THE RAIN STOPPED AT ABOUT two in the morning, and when Gumby from across the street slipped into the master bedroom, I was already awake and listening for him. I didn’t move while he stepped around the body on the floor, under the packing blankets, and crept to the side of the bed. He reached for a pillow and put a knee on the edge of the mattress. He was wired, quivering with tension, legs shaking, when he drew down the blanket and pressed the pillow over the face of the sleeper.

His back was to me when I pushed aside the packing blankets and got up off the floor. But by the time I reached for the cast-iron frying pan, Gumby had realized that the person under the pillow wasn’t struggling. He yanked the pillow back and gazed raptly and blankly into Dr. Rusted’s calm, still face. Gumby had time to issue a little shriek and turn halfway around when I swung.

I was jittery and amped up myself and hit him harder than I meant to. The pan connected with a resounding bong. He went boneless, limbs flying in four different directions, head whopped to the side. It felt like I’d struck a tree trunk. I smashed his glasses, his nose, and several teeth. He went down as if he were standing on the gallows and the hangman had opened the trap.

I grabbed him by one foot and dragged him into the hall.

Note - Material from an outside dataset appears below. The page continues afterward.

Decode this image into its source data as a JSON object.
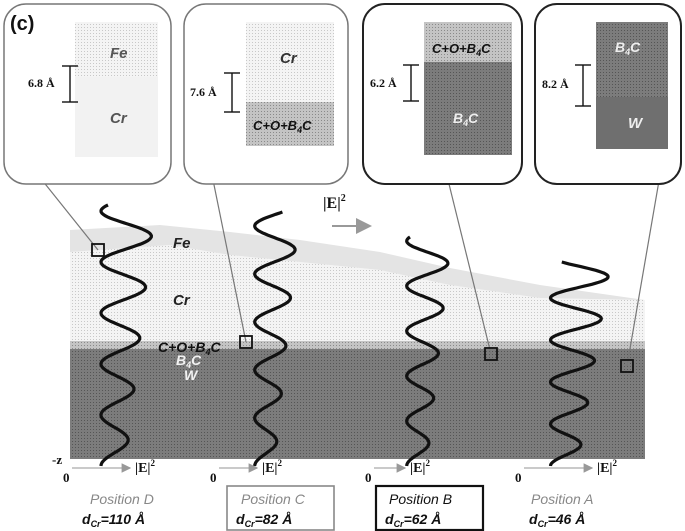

I pulled him through the door at the end of the corridor, into the two-car garage. It was three steps down, and his head struck every one. I didn’t even wince for him. Dr. Rusted’s big black Crown Vic sat in the nearest bay. I popped the trunk, scooped Gumby up, and dumped him in. I slammed the trunk on him.

It took me about ten minutes, hunting around by candlelight, to find Dr. Rusted’s battery-powered hand drill. I squeezed the trigger and punched a dozen breathing holes in the trunk. If it didn’t get too hot tomorrow, Gumby’d be all right till at least noon.